As <perspective-viewer> will only consume the data necessary to render the current screen, this runtime mode allows ludicrously-sized datasets with instant-load after they've been manifest on the server (at the expense of network latency on UI interaction).

The included PerspectiveWidget allows running such a viewer in JupyterLab in either server or client (via WebAssembly) mode, and the included PerspectiveTornadoHandler makes it simple to extend a Tornado server with virtual Perspective support.

The perspective module exports several tools:

  • Table, the table constructor for Perspective, which implements the table and view API in the same manner as the JavaScript library.
  • PerspectiveWidget the JupyterLab widget for interactive visualization.
  • Perspective webserver handlers that interfaces seamlessly with <perspective-viewer> in JavaScript.
    • PerspectiveTornadoHandler for Tornado
    • PerspectiveStarletteHandler for Starlette and FastAPI
    • PerspectiveAIOHTTPHandler for AIOHTTP,
    • tornado_websocket, a Tornado-based websocket client
    • aiohttp_websocket an AIOHTTP-based websocket client
  • PerspectiveManager the session manager for a shared server deployment of perspective-python.

This user's guide provides an overview of the most common ways to use Perspective in Python: the Table API, the JupyterLab widget, and the Tornado handler.

For an understanding of Perspective's core concepts, see the Table, View, and Data Binding documentation.
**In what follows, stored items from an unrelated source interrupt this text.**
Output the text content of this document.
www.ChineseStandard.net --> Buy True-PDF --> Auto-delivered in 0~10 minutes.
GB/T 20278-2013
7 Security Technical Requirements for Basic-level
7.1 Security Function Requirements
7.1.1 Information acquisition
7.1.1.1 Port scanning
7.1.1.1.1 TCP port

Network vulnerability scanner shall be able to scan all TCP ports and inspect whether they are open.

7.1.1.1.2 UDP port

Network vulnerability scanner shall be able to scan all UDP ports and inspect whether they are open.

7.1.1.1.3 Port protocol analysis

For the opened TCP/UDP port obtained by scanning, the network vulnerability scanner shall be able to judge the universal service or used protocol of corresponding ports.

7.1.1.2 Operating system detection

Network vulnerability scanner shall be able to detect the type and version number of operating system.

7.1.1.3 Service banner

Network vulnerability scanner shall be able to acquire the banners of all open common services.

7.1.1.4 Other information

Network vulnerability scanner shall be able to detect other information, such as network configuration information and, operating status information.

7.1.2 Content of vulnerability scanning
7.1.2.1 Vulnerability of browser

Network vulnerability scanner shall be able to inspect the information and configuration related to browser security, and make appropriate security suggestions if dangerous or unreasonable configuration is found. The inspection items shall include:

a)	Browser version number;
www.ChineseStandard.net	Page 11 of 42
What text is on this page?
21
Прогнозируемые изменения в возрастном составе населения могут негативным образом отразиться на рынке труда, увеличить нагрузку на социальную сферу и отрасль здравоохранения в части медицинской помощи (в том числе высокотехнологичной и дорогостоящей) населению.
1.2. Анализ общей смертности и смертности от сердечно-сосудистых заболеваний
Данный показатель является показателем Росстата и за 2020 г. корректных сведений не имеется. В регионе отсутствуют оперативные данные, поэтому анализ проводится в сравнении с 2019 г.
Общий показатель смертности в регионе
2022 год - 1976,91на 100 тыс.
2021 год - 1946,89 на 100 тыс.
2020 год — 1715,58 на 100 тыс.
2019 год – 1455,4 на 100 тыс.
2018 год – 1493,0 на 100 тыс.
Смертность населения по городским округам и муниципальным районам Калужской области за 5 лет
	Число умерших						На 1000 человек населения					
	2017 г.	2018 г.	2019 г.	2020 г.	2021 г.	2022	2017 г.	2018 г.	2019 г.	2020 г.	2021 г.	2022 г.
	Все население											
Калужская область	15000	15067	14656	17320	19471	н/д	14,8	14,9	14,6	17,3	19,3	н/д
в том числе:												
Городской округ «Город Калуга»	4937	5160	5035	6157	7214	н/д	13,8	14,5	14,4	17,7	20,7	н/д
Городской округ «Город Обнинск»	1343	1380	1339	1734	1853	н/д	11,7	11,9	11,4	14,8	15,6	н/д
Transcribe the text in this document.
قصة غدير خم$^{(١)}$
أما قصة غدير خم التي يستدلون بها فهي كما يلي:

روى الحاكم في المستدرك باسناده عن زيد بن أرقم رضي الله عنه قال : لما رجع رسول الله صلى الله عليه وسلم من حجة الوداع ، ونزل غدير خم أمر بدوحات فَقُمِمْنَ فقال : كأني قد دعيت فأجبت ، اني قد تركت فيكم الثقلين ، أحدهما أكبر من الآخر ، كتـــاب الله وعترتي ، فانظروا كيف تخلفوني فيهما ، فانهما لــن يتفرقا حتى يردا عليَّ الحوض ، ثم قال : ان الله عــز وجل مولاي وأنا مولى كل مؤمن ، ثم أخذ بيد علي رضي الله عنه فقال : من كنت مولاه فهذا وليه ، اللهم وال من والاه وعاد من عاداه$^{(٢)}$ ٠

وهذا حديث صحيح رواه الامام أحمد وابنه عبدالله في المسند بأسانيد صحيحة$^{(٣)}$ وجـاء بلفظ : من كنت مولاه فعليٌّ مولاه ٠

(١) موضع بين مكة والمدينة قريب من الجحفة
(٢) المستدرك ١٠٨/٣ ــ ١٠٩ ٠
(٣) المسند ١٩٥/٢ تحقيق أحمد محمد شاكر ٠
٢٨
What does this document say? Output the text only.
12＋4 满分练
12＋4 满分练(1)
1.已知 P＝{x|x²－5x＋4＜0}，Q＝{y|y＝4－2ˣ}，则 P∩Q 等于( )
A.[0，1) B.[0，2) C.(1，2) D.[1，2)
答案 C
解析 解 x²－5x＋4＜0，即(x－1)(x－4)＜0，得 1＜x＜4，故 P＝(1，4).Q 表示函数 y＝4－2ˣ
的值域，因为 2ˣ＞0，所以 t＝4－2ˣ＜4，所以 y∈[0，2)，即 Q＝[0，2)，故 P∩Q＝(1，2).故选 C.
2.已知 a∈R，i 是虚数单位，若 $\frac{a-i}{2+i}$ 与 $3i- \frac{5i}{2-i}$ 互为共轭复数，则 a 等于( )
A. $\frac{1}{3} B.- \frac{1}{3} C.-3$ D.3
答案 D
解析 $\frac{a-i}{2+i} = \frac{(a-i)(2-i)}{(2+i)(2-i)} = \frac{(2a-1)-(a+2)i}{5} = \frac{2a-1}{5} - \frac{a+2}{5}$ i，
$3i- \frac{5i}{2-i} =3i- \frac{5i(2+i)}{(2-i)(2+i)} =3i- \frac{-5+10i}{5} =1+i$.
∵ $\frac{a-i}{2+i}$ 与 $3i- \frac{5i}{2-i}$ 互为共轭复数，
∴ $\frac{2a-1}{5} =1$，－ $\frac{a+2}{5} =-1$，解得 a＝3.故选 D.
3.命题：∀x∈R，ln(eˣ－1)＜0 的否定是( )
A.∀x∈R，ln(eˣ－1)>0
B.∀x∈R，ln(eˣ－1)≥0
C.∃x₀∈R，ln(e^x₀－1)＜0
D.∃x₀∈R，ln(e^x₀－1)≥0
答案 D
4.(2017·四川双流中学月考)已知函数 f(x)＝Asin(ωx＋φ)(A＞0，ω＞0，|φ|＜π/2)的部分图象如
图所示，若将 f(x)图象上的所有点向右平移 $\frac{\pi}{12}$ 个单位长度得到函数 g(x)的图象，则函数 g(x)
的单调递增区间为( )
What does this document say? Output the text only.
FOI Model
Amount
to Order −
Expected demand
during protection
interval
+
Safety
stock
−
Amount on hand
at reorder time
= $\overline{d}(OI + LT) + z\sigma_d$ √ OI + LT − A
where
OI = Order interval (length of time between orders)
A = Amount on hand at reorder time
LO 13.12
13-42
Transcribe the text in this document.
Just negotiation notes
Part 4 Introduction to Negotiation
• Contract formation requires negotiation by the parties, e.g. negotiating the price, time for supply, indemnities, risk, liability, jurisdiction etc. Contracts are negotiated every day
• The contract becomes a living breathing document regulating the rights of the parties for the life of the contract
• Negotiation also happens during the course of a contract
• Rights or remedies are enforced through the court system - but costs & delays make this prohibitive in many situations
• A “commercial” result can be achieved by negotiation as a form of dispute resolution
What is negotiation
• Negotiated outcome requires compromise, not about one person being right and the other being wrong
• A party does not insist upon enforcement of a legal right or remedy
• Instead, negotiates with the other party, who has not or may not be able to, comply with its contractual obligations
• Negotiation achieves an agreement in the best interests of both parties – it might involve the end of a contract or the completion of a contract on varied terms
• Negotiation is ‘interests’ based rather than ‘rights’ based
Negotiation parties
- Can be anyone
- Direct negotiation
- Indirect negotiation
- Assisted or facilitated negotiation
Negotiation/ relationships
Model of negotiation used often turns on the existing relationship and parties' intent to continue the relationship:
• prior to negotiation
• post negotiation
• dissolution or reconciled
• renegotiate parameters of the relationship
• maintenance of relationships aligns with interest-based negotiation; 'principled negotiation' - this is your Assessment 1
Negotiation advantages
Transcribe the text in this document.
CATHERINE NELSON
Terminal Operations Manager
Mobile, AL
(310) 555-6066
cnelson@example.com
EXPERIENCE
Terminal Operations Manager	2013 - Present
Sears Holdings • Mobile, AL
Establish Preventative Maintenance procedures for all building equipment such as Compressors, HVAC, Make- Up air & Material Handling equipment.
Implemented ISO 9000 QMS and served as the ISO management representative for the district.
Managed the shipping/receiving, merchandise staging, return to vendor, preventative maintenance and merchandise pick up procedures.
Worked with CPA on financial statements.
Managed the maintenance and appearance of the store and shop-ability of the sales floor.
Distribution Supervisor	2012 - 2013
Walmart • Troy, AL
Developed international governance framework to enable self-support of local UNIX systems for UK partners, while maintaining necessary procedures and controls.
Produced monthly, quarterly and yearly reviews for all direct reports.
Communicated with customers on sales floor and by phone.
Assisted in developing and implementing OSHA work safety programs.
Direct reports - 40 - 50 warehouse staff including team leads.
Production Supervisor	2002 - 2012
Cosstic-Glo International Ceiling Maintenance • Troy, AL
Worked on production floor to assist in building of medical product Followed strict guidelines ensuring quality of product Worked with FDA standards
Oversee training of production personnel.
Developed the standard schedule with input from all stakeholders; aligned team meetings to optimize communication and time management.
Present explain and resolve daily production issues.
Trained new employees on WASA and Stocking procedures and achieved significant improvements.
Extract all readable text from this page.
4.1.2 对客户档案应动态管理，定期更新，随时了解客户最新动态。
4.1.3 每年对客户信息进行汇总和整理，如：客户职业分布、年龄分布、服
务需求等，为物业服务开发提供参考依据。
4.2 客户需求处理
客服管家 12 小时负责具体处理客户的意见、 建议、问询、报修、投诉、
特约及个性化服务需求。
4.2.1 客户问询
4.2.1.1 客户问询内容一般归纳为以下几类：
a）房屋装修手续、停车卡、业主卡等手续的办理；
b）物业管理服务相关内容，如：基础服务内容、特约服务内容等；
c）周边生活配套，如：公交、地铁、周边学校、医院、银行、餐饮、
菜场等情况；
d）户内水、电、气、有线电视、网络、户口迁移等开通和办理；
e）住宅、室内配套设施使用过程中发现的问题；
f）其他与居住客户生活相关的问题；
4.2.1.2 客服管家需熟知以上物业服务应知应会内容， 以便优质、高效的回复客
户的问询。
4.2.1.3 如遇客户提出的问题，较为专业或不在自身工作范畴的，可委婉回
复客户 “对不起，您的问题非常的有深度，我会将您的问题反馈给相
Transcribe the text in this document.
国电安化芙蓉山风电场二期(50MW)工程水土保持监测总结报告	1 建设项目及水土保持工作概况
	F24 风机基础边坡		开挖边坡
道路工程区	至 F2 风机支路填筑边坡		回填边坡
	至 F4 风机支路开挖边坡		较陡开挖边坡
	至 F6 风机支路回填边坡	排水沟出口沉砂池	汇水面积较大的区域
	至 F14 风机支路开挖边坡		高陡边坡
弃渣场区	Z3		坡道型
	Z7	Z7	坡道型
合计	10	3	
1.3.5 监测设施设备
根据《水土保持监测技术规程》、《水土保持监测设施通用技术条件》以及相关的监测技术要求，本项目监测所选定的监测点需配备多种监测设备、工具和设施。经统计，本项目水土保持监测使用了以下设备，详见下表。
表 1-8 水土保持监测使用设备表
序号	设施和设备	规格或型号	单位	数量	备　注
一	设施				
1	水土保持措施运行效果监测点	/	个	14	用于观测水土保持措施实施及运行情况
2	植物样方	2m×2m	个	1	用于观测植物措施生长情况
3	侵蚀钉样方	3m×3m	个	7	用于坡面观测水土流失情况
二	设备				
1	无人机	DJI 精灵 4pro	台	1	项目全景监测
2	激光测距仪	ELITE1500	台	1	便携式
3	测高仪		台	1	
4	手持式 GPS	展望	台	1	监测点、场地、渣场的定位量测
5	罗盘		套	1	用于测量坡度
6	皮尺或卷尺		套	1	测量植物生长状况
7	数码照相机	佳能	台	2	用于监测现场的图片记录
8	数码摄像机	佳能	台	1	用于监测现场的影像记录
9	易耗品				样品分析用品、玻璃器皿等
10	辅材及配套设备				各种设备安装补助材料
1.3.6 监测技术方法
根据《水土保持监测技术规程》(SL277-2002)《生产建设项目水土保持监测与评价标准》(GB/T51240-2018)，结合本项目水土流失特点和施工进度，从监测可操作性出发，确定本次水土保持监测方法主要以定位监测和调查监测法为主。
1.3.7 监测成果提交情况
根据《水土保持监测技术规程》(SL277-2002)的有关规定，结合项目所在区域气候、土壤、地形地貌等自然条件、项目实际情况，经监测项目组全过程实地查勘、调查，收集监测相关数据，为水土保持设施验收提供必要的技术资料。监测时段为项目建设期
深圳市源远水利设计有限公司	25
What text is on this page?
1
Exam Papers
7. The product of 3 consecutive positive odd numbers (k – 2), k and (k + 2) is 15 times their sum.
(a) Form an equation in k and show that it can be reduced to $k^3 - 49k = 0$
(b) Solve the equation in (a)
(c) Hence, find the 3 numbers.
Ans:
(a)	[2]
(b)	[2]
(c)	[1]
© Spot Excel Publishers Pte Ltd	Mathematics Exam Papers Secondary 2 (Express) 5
For API documentation, see the Python API.

More Examples are available on GitHub.

Installation

perspective-python contains full bindings to the Perspective API, a JupyterLab widget, and a Tornado WebSocket handler that allows you to host Perspective using server-side Python.

In addition to supporting row/columnar formats of data using dict and list, pandas.DataFrame, dictionaries of NumPy arrays, NumPy structured arrays, and NumPy record arrays are all supported in perspective-python.

perspective-python can be installed from pip:

pip install perspective-python

Jupyterlab

PerspectiveWidget is a JupyterLab widget that implements the same API as <perspective-viewer>, allowing for fast, intuitive transformations/visualizations of various data formats within JupyterLab.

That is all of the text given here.